Before running the project, ensure you have the following:
- Java 21 or newer
- Gradle
- Ollama AI installed locally on your machine
- Default models:
- chat:
ollama pull mistral
- embedding:
ollama pull nomic-embed-text
- chat:
Note: Ollama AI does not require API credentials but needs to be set up locally. Follow the installation guide on the Ollama AI website to install it on your system.
-
Clone the repository:
git clone https://github.com/rsvinicius/spring-ai-demo.git cd spring-ai-demo
-
Configure the project:
Ensure that Ollama AI is installed and running locally on your machine. Update the application.yaml file to modify the AI model or any other configuration if needed.
-
Build and run the project::
./gradlew clean build ./gradlew bootRun
-
The application will be running on http://localhost:9080.
Generate a conversational AI response.
-
Endpoint:
POST /api/chats
-
Description: Generates a response based on the given input.
-
Request Body:
{ "message": "Hello" }
-
Example:
curl -X POST 'http://localhost:9080/api/chats' \ -H 'Content-Type: application/json' \ -d '{"message": "Hello"}'
Generate a conversational response and utilize function calling.
-
Endpoint:
POST /api/chats/functions
-
Description: Generates a response and calls functions if needed.
-
Request Body:
{ "message": "What is the temperature like in New York?" }
-
Example:
curl -X POST 'http://localhost:9080/api/chats/functions' \ -H 'Content-Type: application/json' \ -d '{"message": "What is the temperature like in New York?"}'
Generate a streaming conversational AI response.
-
Endpoint:
POST /api/chats/stream
-
Description: Generates a real-time streaming response. Note that function calling is currently not supported in this mode.
-
Request Body:
{ "message": "Start a streaming chat" }
-
Example:
curl -X POST 'http://localhost:9080/api/chats/stream' \ -H 'Content-Type: application/json' \ -d '{"message": "Start a streaming chat"}'
Add new embedding data to the system.
-
Endpoint:
POST /api/embeddings
-
Description: Adds new embedding vectors based on the provided list of documents.
- Request Body:
[ "Document content 1", "Document content 2" ]
- Request Body:
-
Example:
curl -X POST 'http://localhost:9080/api/embeddings' \ -H 'Content-Type: application/json' \ -d '[ "Document content 1", "Document content 2" ]'
Search for similar embeddings.
-
Endpoint:
GET /api/embeddings/search
-
Description: Performs a similarity search based on the provided query.
-
Query Parameters:
text
: The input text to find similar embeddings.
-
Example:
curl -X GET 'http://localhost:9080/api/embeddings/search?text=Document'
Embedding vectors are used for similarity analysis in AI applications. This project allows you to add and search embedding data, facilitating advanced search and recommendation functionalities.
By default:
- The Mistral model is used for conversational AI.

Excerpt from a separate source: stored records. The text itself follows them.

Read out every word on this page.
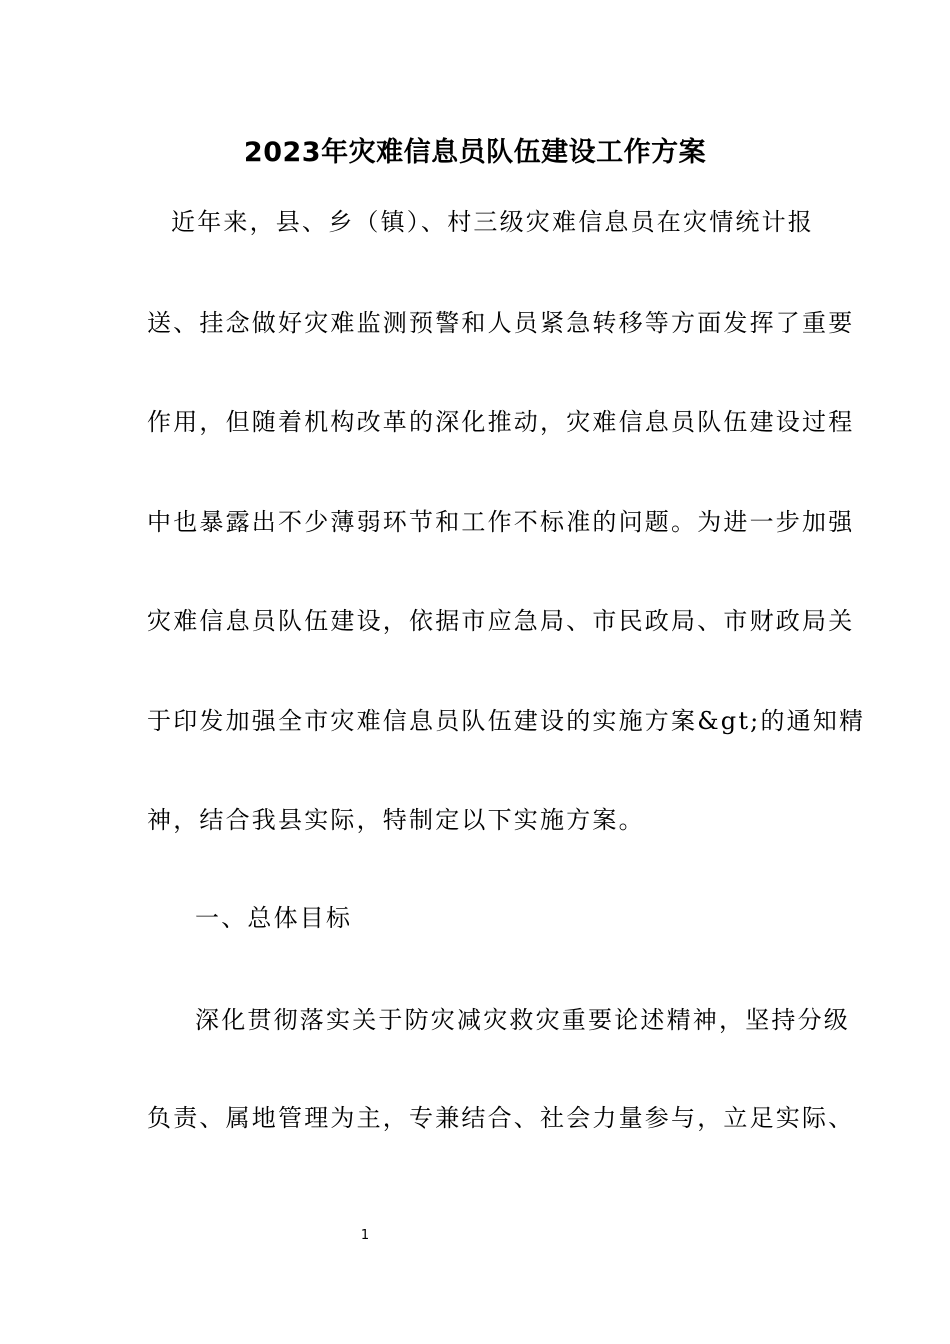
2023年灾难信息员队伍建设工作方案
近年来，县、乡（镇）、村三级灾难信息员在灾情统计报
送、挂念做好灾难监测预警和人员紧急转移等方面发挥了重要
作用，但随着机构改革的深化推动，灾难信息员队伍建设过程
中也暴露出不少薄弱环节和工作不标准的问题。为进一步加强
灾难信息员队伍建设，依据市应急局、市民政局、市财政局关
于印发加强全市灾难信息员队伍建设的实施方案&gt;的通知精
神，结合我县实际，特制定以下实施方案。
一、总体目标
深化贯彻落实关于防灾减灾救灾重要论述精神，坚持分级
负责、属地管理为主，专兼结合、社会力量参与，立足实际、
1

- The nomadic-embeded-text model is required for embedding functionalities.
You can change the model by editing the application.yaml
file:
ollama:
chat:
options:
model: mistral
embedding:
options:
model: nomic-embed-text
For a list of available models, refer to the Ollama AI documentation.
The project integrates with Ollama AI, which must be installed locally. Ensure that Ollama AI is set up and configured properly on your machine before running the application.